Does reflection partially implies creation? If I have a limit cone $(F(A)\to FD(i))_{i\in I}$ from the definition of reflection, this meas that it also "comes from"  (under $F$) a limit cone of $D$, namely from the limit cone $(A\to D(i))_{i\in I}$, but not necessarily in a unique way.
So is reflection the same as creation, except that uniqueness is not required?
 A: The terminology is inconsistently used by different authors. Here is a discussion about the correct definition on math overflow:
https://mathoverflow.net/questions/103065/what-is-the-correct-definition-of-creation-of-limits .
Here is the definition which Emily Riehl uses in her book Categories in Context: A functor $F$ creates limits of a certain shape $\mathcal I$ if it satisfies two conditions:

*

*$F$ reflects limits of that shape. Whenever $F\lambda: Fl \Rightarrow FD$ is a limit cone in the codomain and $D$ is a diagram of shape $\mathcal I$, then $\lambda: l \Rightarrow D$ was a limit in the domain.

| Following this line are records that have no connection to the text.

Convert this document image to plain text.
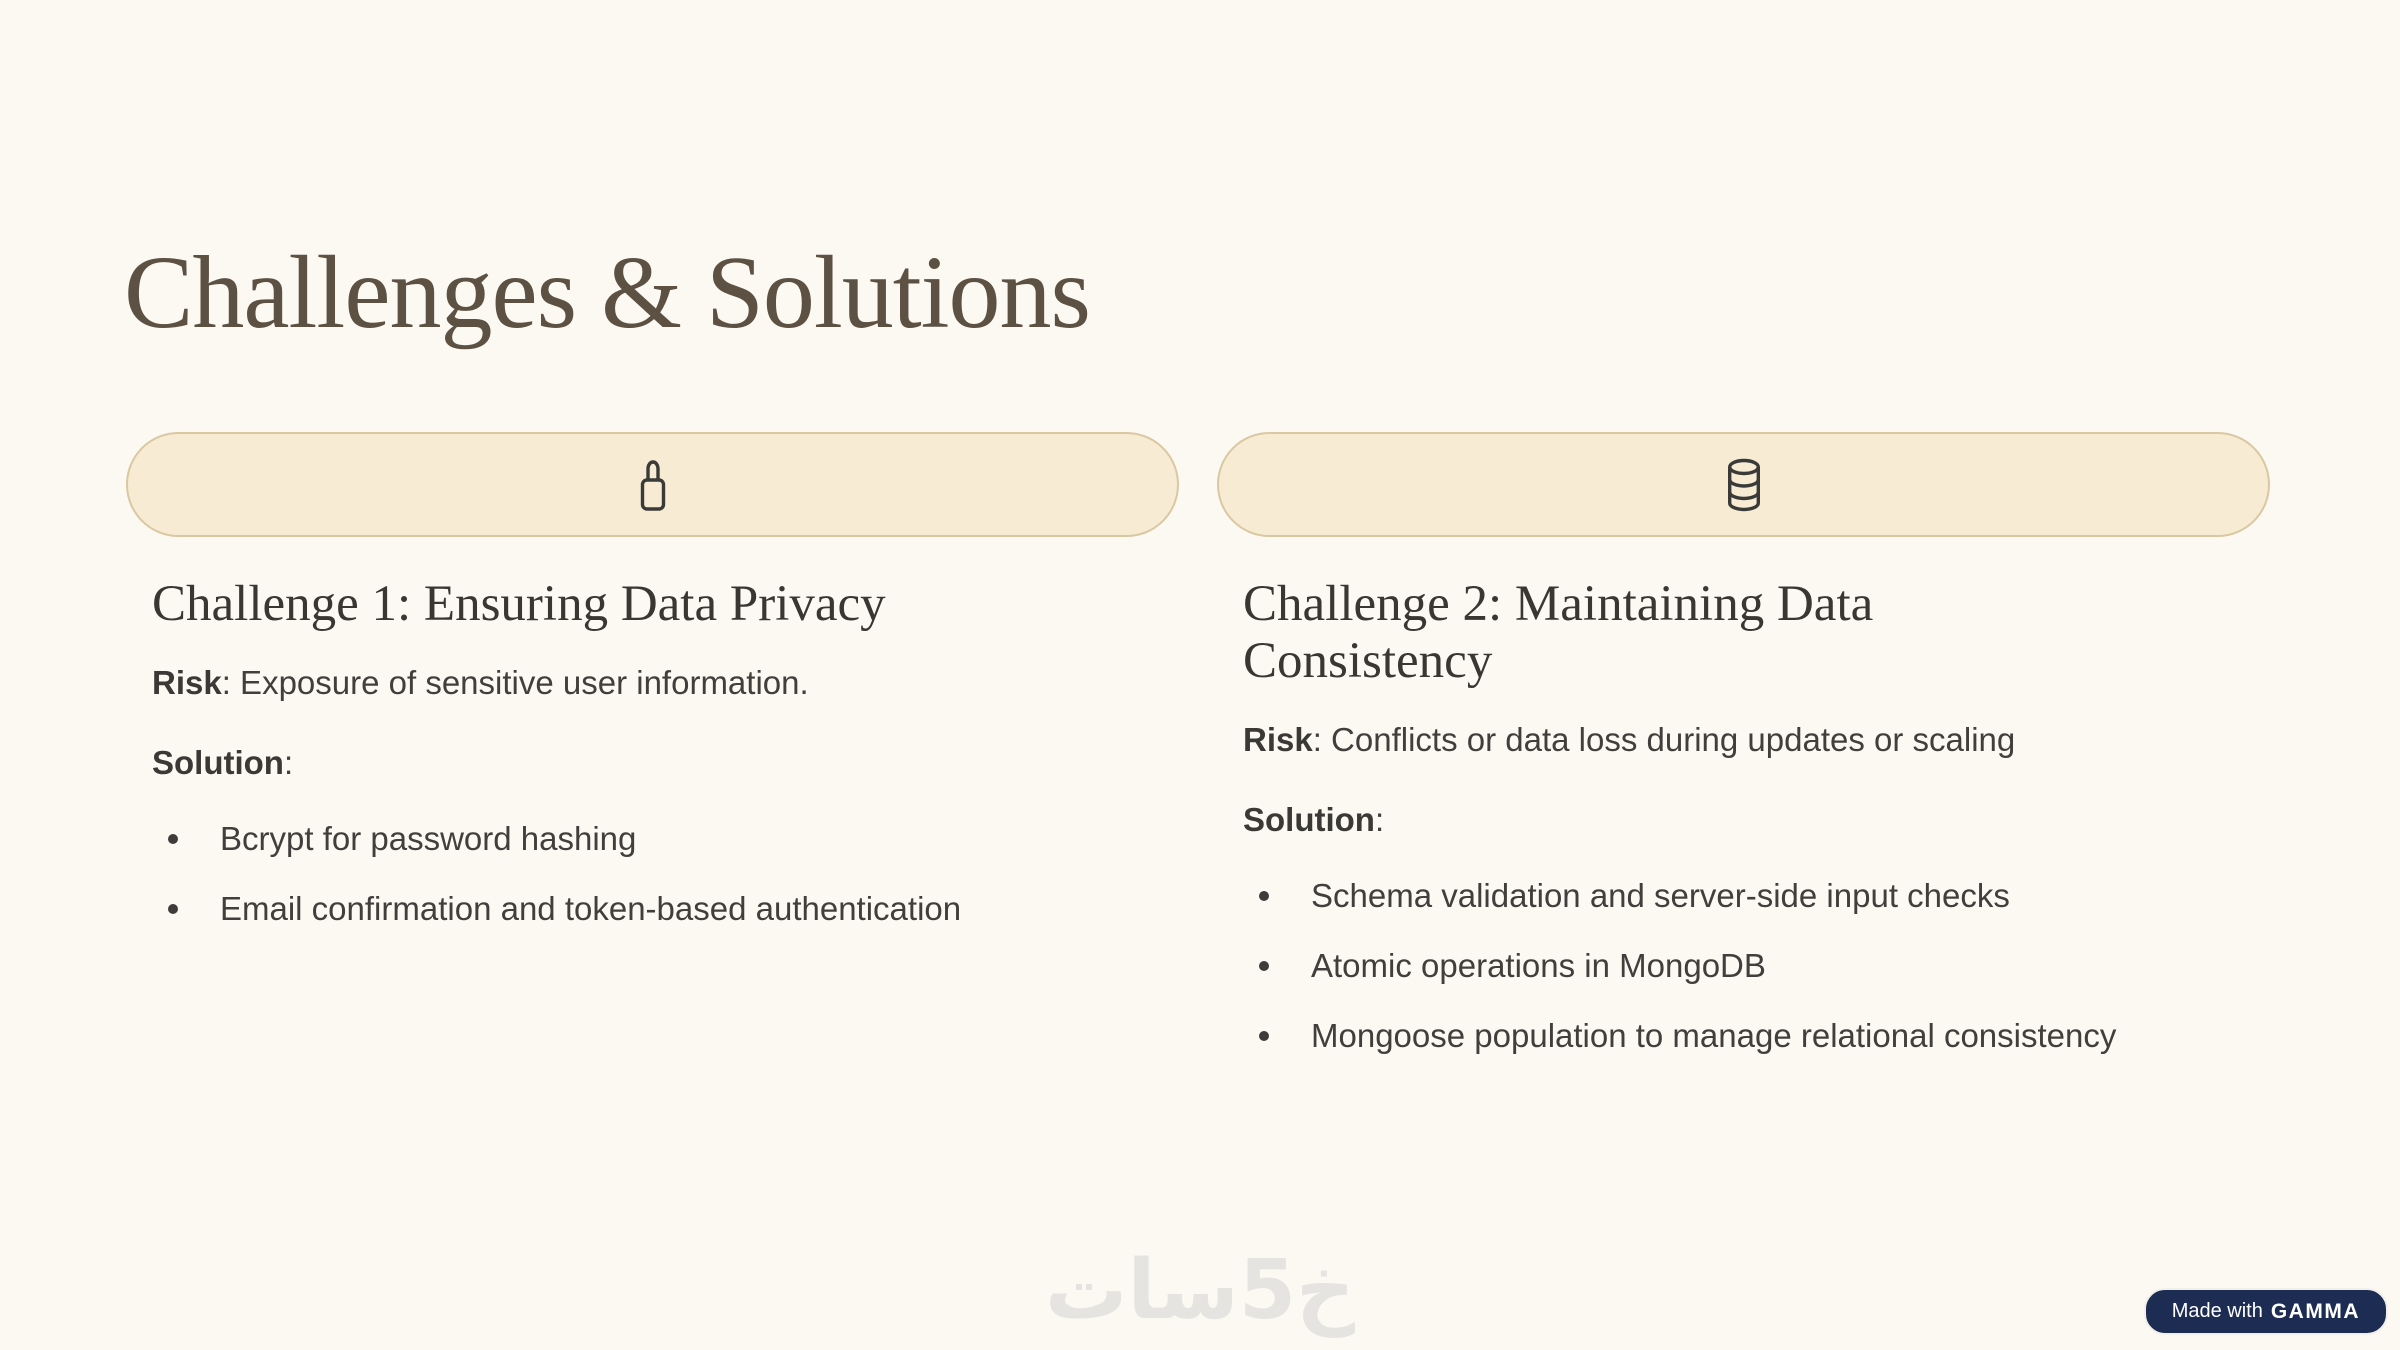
Challenges & Solutions
Challenge 1: Ensuring Data Privacy

Risk: Exposure of sensitive user information.

Solution:

Bcrypt for password hashing
Email confirmation and token-based authentication
Challenge 2: Maintaining Data Consistency

Risk: Conflicts or data loss during updates or scaling

Solution:

Schema validation and server-side input checks
Atomic operations in MongoDB
Mongoose population to manage relational consistency
خ5سات	Made with GAMMA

*$F$  lifts limits of shape $\mathcal I$. Whenever $FD$ has a limit $\lambda: l \Rightarrow FD$ in the codomain and $D$ is of shape $\mathcal I$, then there exists a cone that $\mu: x \Rightarrow D$ such that $F\mu$  is a limit cone of $FD$. Note that by the first point this automatically implies that $\mu$ is a limit cone. If you like to use strictly creates, then the condition is instead that there is a unique cone $\mu: x\Rightarrow D$ upstairs such that $F\mu = \lambda.$
It follows from your other question that if a functor $F$ creates limits of shape $\mathcal I$ and the codomain has those limits, then the domain has those limits and $F$ preserves and reflects them. This is the situation which is most relevant in practice. Note that If $F$ creates limits, then if the limit exists in the codomain then it does in the domain, hence the terminology creates. This is stronger than reflection.